Au sens de ce texte, une dénomination est nécessaire lorsque son emploi est exigé pour la désignation de l’objet en cause ou lorsqu’il est imposé par la nature ou par la fonction de cet objet. De même, une dénomination sera considérée comme générique lorsqu’elle désigne la catégorie, l’espèce ou le genre auxquels appartient l’objet en cause.
La marque française verbale « SPA de France » a été déposée en 1989 pour désigner « toutes actions, publications ou autres diffusions tendant à promouvoir la protection et la défense des animaux et de leurs amis, ou à contribuer à ces buts ». Or, l’acronyme SPA, désignait déjà ces mêmes missions. Les juges ont donc prononcé la nullité de la marque « SPA de France ».

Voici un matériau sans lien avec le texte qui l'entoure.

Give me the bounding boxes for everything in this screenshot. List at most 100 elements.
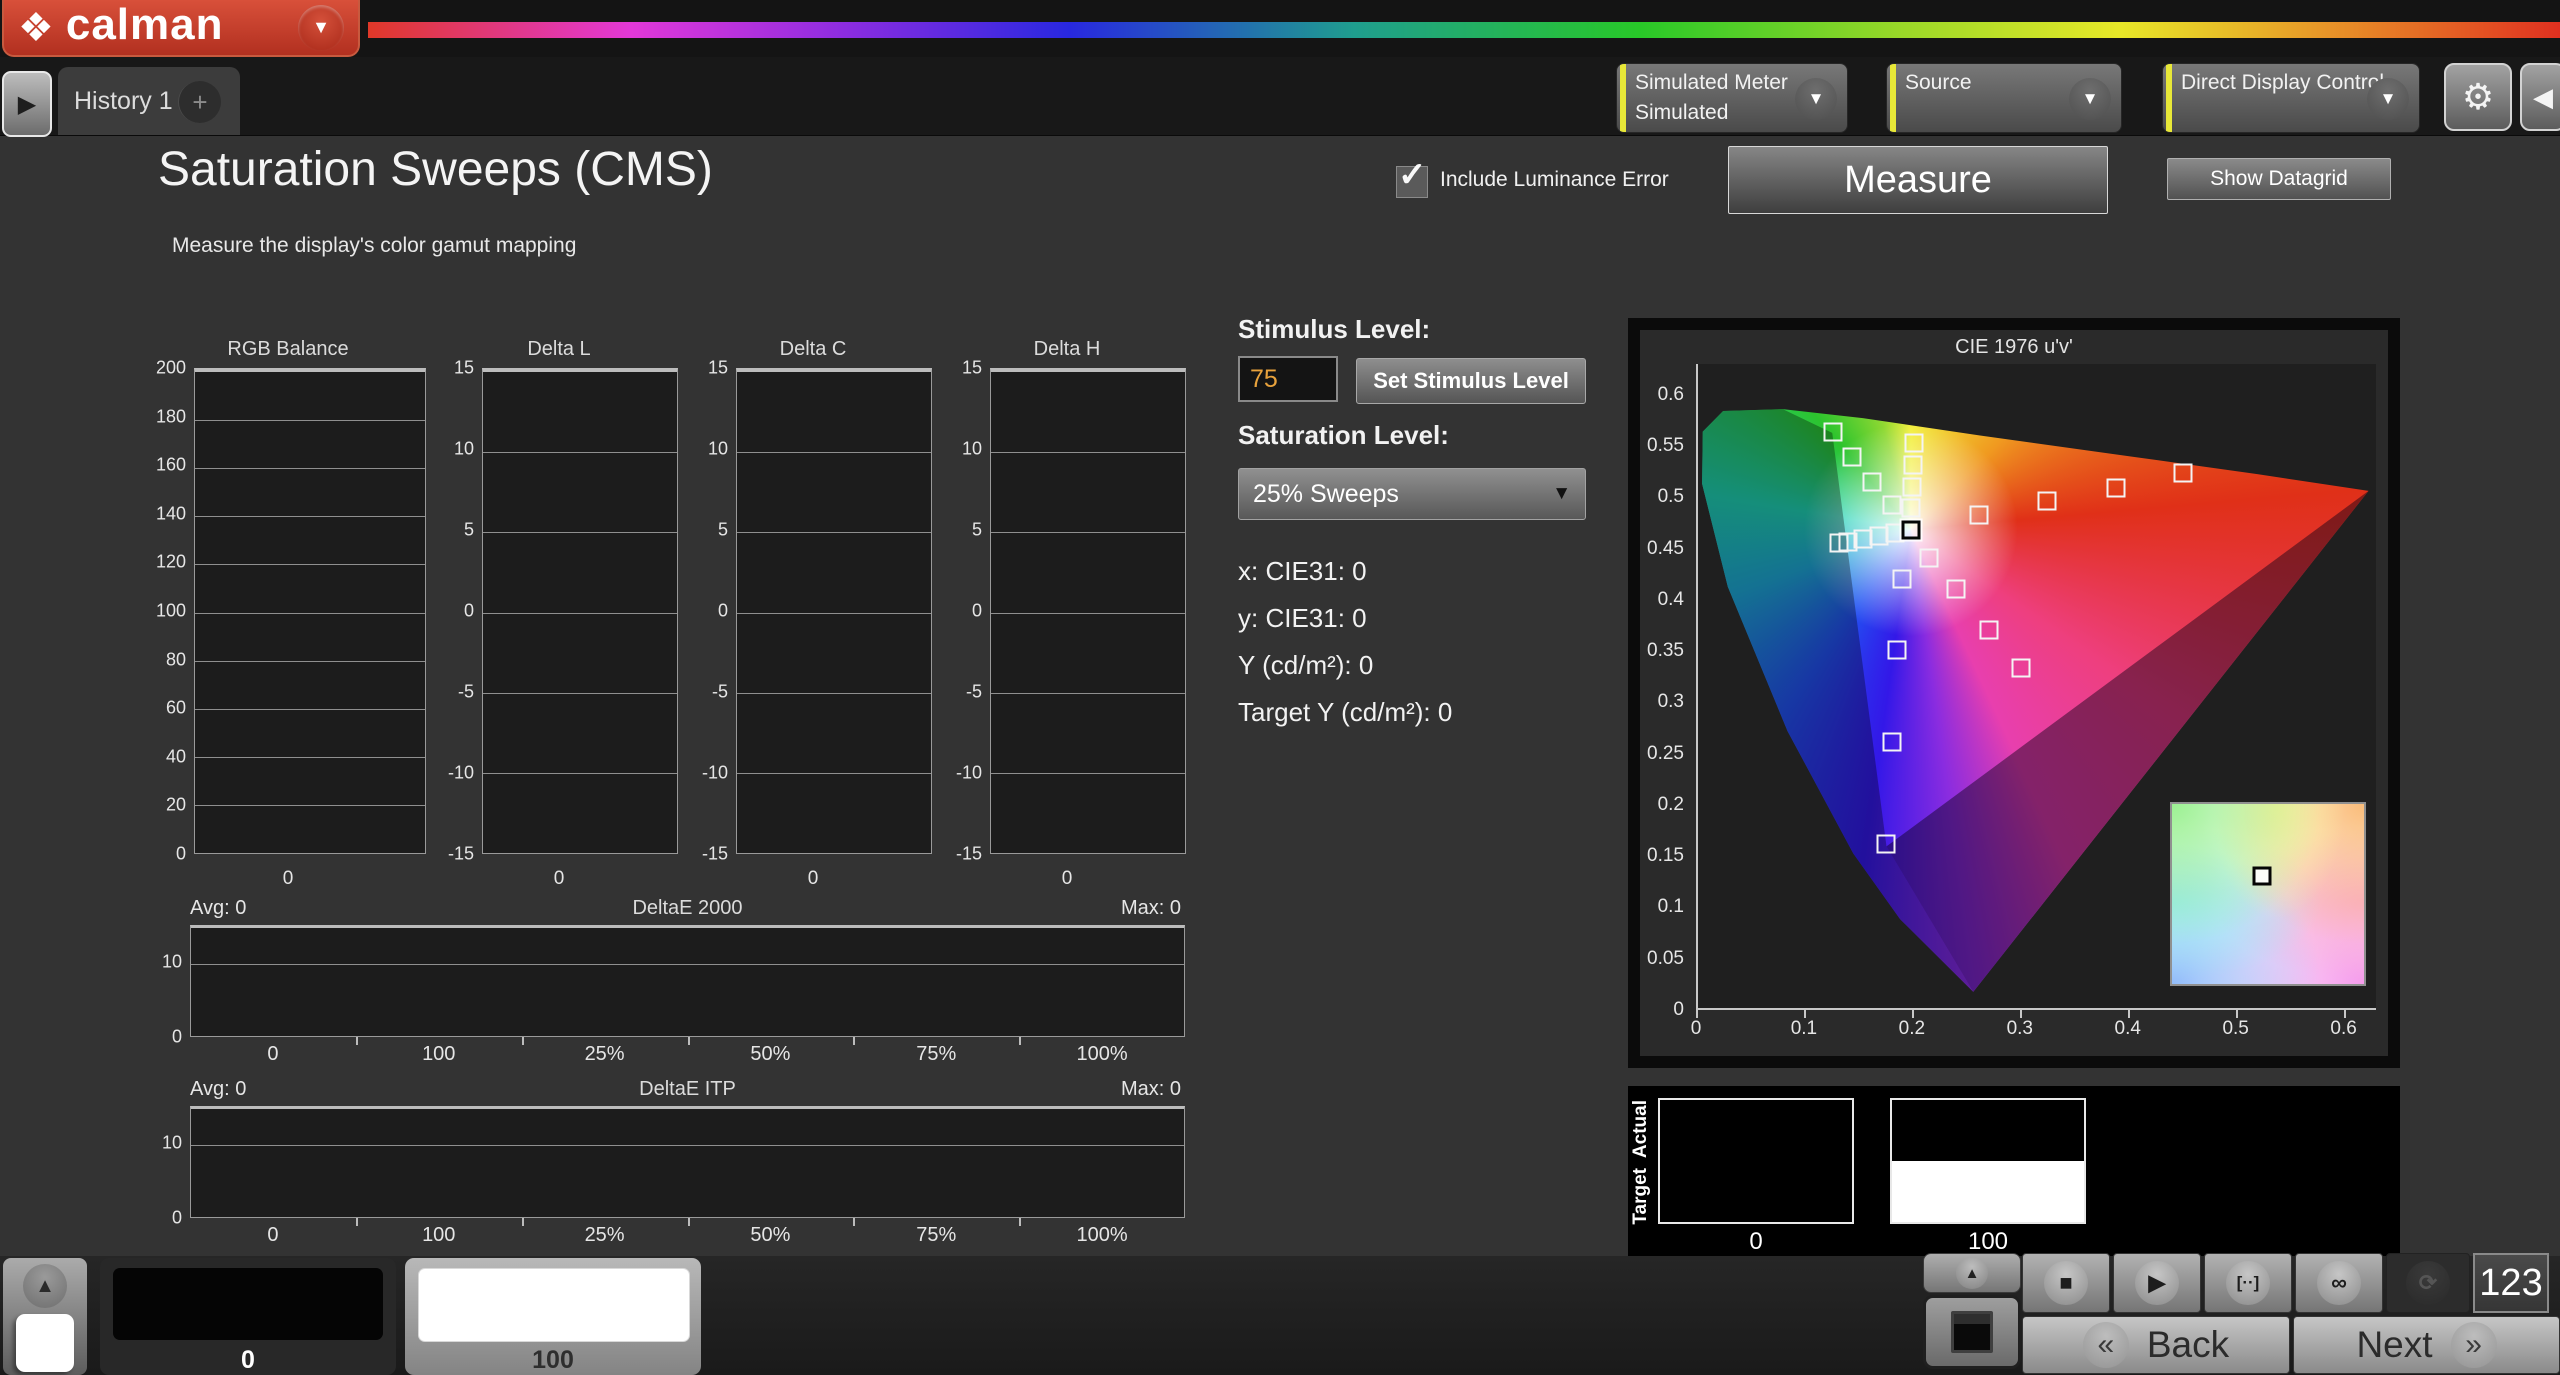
measure-button[interactable]: Measure — [1728, 146, 2108, 214]
target-marker — [1902, 499, 1921, 518]
cie-plot-area — [1696, 364, 2376, 1010]
stimulus-level-input[interactable]: 75 — [1238, 356, 1338, 402]
stop-button[interactable]: ■ — [2022, 1253, 2110, 1313]
calman-logo-text: calman — [66, 0, 224, 50]
pattern-tile-100[interactable]: 100 — [405, 1258, 701, 1375]
calman-menu-button[interactable]: ❖ calman ▼ — [2, 0, 360, 57]
pattern-scroll-up-tile[interactable]: ▲ — [3, 1258, 87, 1375]
cie-1976-chart: CIE 1976 u'v' 0.60.550.50.450.40.350.30.… — [1628, 318, 2400, 1068]
target-marker — [1829, 533, 1848, 552]
target-marker — [2011, 658, 2030, 677]
check-icon: ✓ — [1398, 155, 1427, 195]
max-readout: Max: 0 — [1121, 897, 1181, 920]
scroll-up-button[interactable]: ▲ — [1923, 1253, 2021, 1293]
target-marker — [1823, 423, 1842, 442]
chevron-left-icon: ◀ — [2533, 82, 2553, 113]
target-marker — [1947, 579, 1966, 598]
target-marker — [1905, 433, 1924, 452]
refresh-button[interactable]: ⟳ — [2386, 1253, 2470, 1313]
pattern-window-button[interactable] — [1923, 1295, 2021, 1369]
stop-icon: ■ — [2059, 1270, 2072, 1296]
up-arrow-icon: ▲ — [1965, 1265, 1980, 1282]
plus-icon: + — [192, 87, 207, 118]
back-button[interactable]: « Back — [2022, 1316, 2290, 1374]
target-marker — [1888, 641, 1907, 660]
chart-x-label: 0 — [694, 868, 932, 890]
target-marker — [1882, 733, 1901, 752]
rgb-balance-chart: RGB Balance 200180160140120100806040200 … — [150, 338, 426, 890]
target-marker — [1863, 472, 1882, 491]
saturation-level-value: 25% Sweeps — [1253, 480, 1399, 509]
chart-title: Delta L — [440, 338, 678, 361]
chart-title: Delta C — [694, 338, 932, 361]
chevron-down-icon: ▼ — [2069, 78, 2111, 120]
play-icon: ▶ — [2149, 1270, 2166, 1296]
play-button[interactable]: ▶ — [2113, 1253, 2201, 1313]
chart-title: DeltaE 2000 — [190, 897, 1185, 920]
target-marker — [1893, 569, 1912, 588]
play-right-icon: ▶ — [18, 90, 36, 119]
loop-button[interactable]: ∞ — [2295, 1253, 2383, 1313]
delta-c-chart: Delta C 151050-5-10-15 0 — [694, 338, 932, 890]
display-dropdown-label: Direct Display Control — [2181, 68, 2384, 98]
include-luminance-error-label: Include Luminance Error — [1440, 168, 1669, 192]
source-status-stripe — [1890, 64, 1896, 132]
target-marker — [1877, 835, 1896, 854]
chart-title: DeltaE ITP — [190, 1078, 1185, 1101]
chevron-down-icon: ▼ — [1795, 78, 1837, 120]
window-square-icon — [1951, 1311, 1993, 1353]
chevron-down-icon: ▼ — [2367, 78, 2409, 120]
display-control-dropdown[interactable]: Direct Display Control ▼ — [2162, 63, 2420, 133]
settings-button[interactable]: ⚙ — [2444, 63, 2512, 131]
actual-row-label: Actual — [1630, 1100, 1652, 1158]
chevrons-left-icon: « — [2098, 1328, 2115, 1362]
chart-x-label: 0 — [440, 868, 678, 890]
pattern-tile-0[interactable]: 0 — [100, 1258, 396, 1375]
back-button-label: Back — [2147, 1324, 2229, 1366]
next-button[interactable]: Next » — [2293, 1316, 2560, 1374]
stimulus-level-label: Stimulus Level: — [1238, 314, 1430, 345]
range-step-button[interactable]: [··] — [2204, 1253, 2292, 1313]
source-dropdown-label: Source — [1905, 68, 1972, 98]
pattern-swatch — [418, 1268, 690, 1342]
saturation-level-select[interactable]: 25% Sweeps ▼ — [1238, 468, 1586, 520]
readout-x-cie31: x: CIE31: 0 — [1238, 556, 1367, 587]
chevron-down-icon: ▼ — [1552, 483, 1571, 505]
chart-title: Delta H — [948, 338, 1186, 361]
show-datagrid-button[interactable]: Show Datagrid — [2167, 158, 2391, 200]
source-dropdown[interactable]: Source ▼ — [1886, 63, 2122, 133]
chart-plot-area — [482, 368, 678, 854]
chevrons-right-icon: » — [2465, 1328, 2482, 1362]
top-bar: ❖ calman ▼ — [0, 0, 2560, 57]
target-marker — [1920, 549, 1939, 568]
chart-title: CIE 1976 u'v' — [1640, 336, 2388, 359]
page-subtitle: Measure the display's color gamut mappin… — [172, 234, 576, 258]
target-marker — [1882, 496, 1901, 515]
chart-plot-area — [990, 368, 1186, 854]
expand-panel-button[interactable]: ▶ — [2, 71, 52, 137]
up-arrow-icon: ▲ — [35, 1275, 55, 1298]
calman-menu-dropdown-icon[interactable]: ▼ — [298, 5, 344, 51]
rainbow-strip — [368, 22, 2560, 38]
level-swatch-0 — [1658, 1098, 1854, 1224]
target-marker — [2037, 491, 2056, 510]
white-patch-thumbnail — [16, 1314, 74, 1372]
target-marker — [1904, 456, 1923, 475]
target-row-label: Target — [1630, 1168, 1652, 1225]
white-point-inset — [2170, 802, 2366, 986]
collapse-panel-button[interactable]: ◀ — [2520, 63, 2560, 131]
meter-dropdown[interactable]: Simulated Meter Simulated ▼ — [1616, 63, 1848, 133]
range-icon: [··] — [2237, 1273, 2260, 1293]
set-stimulus-level-button[interactable]: Set Stimulus Level — [1356, 358, 1586, 404]
pattern-label: 100 — [405, 1346, 701, 1375]
target-marker — [1842, 448, 1861, 467]
chart-x-label: 0 — [948, 868, 1186, 890]
next-button-label: Next — [2356, 1324, 2432, 1366]
chart-plot-area — [194, 368, 426, 854]
target-marker — [2174, 464, 2193, 483]
add-tab-button[interactable]: + — [178, 81, 221, 123]
display-status-stripe — [2166, 64, 2172, 132]
include-luminance-error-checkbox[interactable]: ✓ — [1396, 166, 1428, 198]
chart-plot-area — [190, 1106, 1185, 1218]
chart-plot-area — [190, 925, 1185, 1037]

Condamnation pour concurrence déloyale
Si la dénomination « société protectrice des animaux » est dépourvue d’originalité en ce qu’elle est purement descriptive, cette circonstance ne peut évincer le fait que l’association Société Protectrice des Animaux fait usage de cette dénomination depuis plus de 170 ans et qu’elle bénéficie sous cette appellation d’une notoriété manifeste. L’enregistrement de cette marque par une association « concurrente » tout comme les noms de domaines associés, ne peut qu’être de nature à créer une confusion avec l’association Société Protectrice des Animaux alors que les deux associations, distinctes juridiquement, interviennent dans le même secteur d’activité et que l’association Société Protectrice des Animaux peut se prévaloir d’une antériorité sur l’usage de la dénomination SPA.
Les Legs, un des enjeux du risque de confusion
A noter que le risque de confusion portait sur un enjeu de taille puisque les juges ont dû, à plusieurs reprises, trancher la question du bénéficiaire de Legs ou des dons faits sans autre précision du testateur que « je donne à la SPA », chacune des associations revendiquant alors le bénéfice des dons et Legs. De même, plusieurs articles de presse régionale ou nationale ne font plus de différence entre l’association Société Protectrice des Animaux et les SPA localisées sur le territoire national obligeant l’association Société Protectrice des Animaux à faire publier des communiqués pour préciser qu’elle est bien une entité distincte. Au demeurant, cette confusion est aussi préjudiciable dès lors que des articles de presse ont fait état de dysfonctionnements de gestion des associations SPA sur la base d’un rapport de la cour des comptes.
En conclusion, en reprenant de manière systématique le signe « SPA de France » alors que ce terme ne constitue pas sa dénomination sociale, l’association Défense de l’Animal entretient une confusion dans l’esprit du public sur les liens supposés avec l’association Société Protectrice des Animaux dont cette dernière est fondée à solliciter la cessation et ce alors que ce faisant elle entend aussi se placer dans son sillage afin de bénéficier des dons et legs effectués pour la cause de l’animal de telle sorte que ces agissements constituent également des actes de parasitisme.